La Cour de justice de l’Union européenne, par un arrêt rendu le 7 mars 2018, apporte des précisions essentielles sur les règles de compétence judiciaire internationale applicables. Plusieurs passagers ayant effectué des réservations uniques pour des trajets aériens avec correspondance ont été confrontés à des retards importants ou à des refus injustifiés d’embarquement. Les faits révèlent que les perturbations sont survenues sur des segments de vol opérés par des transporteurs distincts de ceux avec lesquels les contrats furent initialement signés.

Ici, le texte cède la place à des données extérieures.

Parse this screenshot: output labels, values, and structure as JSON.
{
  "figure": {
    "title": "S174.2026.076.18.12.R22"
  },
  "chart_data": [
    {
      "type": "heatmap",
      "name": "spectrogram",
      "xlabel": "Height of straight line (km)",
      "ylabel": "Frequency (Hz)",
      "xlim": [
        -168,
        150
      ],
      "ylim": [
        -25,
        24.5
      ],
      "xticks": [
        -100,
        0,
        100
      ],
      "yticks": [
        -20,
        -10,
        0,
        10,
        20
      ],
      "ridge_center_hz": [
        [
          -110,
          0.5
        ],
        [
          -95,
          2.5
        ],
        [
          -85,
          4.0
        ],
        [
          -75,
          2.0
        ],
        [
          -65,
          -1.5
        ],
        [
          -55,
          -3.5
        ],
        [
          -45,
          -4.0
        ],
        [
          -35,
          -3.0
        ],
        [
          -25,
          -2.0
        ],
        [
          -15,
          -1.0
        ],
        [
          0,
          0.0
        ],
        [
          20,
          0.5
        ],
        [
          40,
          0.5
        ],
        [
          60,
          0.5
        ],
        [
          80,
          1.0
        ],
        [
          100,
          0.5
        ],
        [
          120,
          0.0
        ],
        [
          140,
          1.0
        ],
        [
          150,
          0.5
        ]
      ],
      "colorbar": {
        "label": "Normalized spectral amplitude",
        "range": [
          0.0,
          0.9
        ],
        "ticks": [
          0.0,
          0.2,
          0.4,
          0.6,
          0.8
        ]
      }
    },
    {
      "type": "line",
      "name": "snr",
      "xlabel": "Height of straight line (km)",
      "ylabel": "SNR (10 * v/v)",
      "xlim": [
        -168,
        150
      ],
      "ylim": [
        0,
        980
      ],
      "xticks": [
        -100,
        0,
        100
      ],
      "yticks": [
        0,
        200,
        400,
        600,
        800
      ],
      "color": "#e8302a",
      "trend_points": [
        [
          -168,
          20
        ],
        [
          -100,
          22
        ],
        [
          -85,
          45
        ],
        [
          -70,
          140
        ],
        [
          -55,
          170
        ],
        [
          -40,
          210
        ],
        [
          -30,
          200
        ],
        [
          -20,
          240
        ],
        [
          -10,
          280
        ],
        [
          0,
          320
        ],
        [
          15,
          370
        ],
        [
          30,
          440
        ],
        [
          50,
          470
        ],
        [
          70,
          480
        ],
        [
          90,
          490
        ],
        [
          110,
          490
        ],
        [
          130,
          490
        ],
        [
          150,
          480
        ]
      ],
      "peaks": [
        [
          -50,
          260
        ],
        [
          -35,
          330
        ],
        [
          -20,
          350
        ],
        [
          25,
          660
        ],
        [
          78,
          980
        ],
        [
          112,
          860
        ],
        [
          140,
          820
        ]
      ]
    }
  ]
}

L’Amtsgericht de Düsseldorf et l’Amtsgericht de Francfort-sur-le-Main, saisis de demandes d’indemnisation fondées sur le droit de l’Union, ont dû se prononcer sur leur propre compétence internationale. Le Landgericht de Berlin et le Landgericht de Francfort-sur-le-Main ont rendu des décisions divergentes concernant le lieu d’exécution des obligations découlant de ces contrats de transport. Le Bundesgerichtshof a finalement décidé de surseoir à statuer afin d’interroger la juridiction européenne sur la qualification de l’action et sur la détermination géographique du for compétent. Le juge européen affirme que l’action indemnitaire relève de la matière contractuelle et fixe le lieu d’exécution à la destination finale convenue lors de la réservation globale. L’analyse de cette solution impose d’examiner d’abord la qualification contractuelle retenue par le juge, avant d’aborder la détermination spatiale du lieu d’exécution de l’obligation litigieuse.
I. La consécration d’un lien contractuel étendu au transporteur effectif
A. L’assimilation de l’action indemnitaire à la matière contractuelle
La Cour souligne que la notion de matière contractuelle doit être interprétée de manière autonome pour garantir une application uniforme du droit au sein de l’espace judiciaire. Elle précise que cette qualification « couvre l’action des passagers aériens en indemnisation pour le retard important d’un vol avec correspondance » dirigée contre un prestataire de transport tiers. Le fondement de cette décision repose sur l’idée que l’obligation trouve sa source directe dans le contrat de transport initialement conclu entre le voyageur et l’agence émettrice. Le transporteur effectif est réputé agir au nom de la personne ayant contracté avec le passager, validant ainsi la nature conventionnelle de la réclamation devant le juge saisi.
B. L’éviction des transporteurs domiciliés hors du territoire de l’Union
Le règlement européen prévoit que les règles de compétence spéciale ne s’appliquent, en principe, qu’aux personnes morales ayant leur siège sur le territoire d’un État membre. La Cour observe qu’un transporteur établi dans un État tiers ne peut être attrait devant une juridiction européenne sur le fondement de ces dispositions dérogatoires au domicile. Elle indique explicitement que l’article pertinent « doit être interprété en ce sens qu’il ne s’applique pas à un défendeur domicilié dans un État tiers » au litige principal. Le demandeur doit alors se référer aux règles de droit international privé national, sous réserve de ne pas rendre l’exercice des droits européens pratiquement impossible ou excessif.
II. La fixation du lieu d’exécution à la destination finale du voyage
A. L’identification du lieu de fourniture principale des services aériens
Pour les contrats de fourniture de services, le tribunal compétent est celui du lieu d’exécution de l’obligation contractuelle qui sert de base à la demande judiciaire introduite. Le juge européen considère que, pour un vol avec correspondance faisant l’objet d’une réservation unique, le trajet total constitue une prestation de service globale et juridiquement indivisible. Le lieu d’arrivée finale constitue le lieu d’exécution car il présente un lien de rattachement étroit entre les éléments matériels du transport et la juridiction territorialement compétente. Cette approche permet au passager d’assigner le transporteur de la première étape devant le juge du pays où le voyage devait normalement se terminer selon le titre de transport.
B. La protection des attentes légitimes des parties au litige
La solution retenue garantit la sécurité juridique en permettant au passager d’identifier facilement le tribunal susceptible d’être saisi en cas de manquement contractuel lors du voyage. Elle évite la multiplication des procédures devant des juridictions différentes pour un même déplacement aérien, facilitant ainsi une bonne administration de la justice au sein de l’Union. Les transporteurs effectifs ne peuvent ignorer le risque d’être assignés à la destination finale, puisqu’ils agissent en vertu d’accords commerciaux librement consentis avec leurs partenaires contractuels. La Cour valide ainsi un for de proximité accessible, fidèle aux objectifs de protection des consommateurs et de lisibilité des règles de compétence judiciaire en matière civile européenne.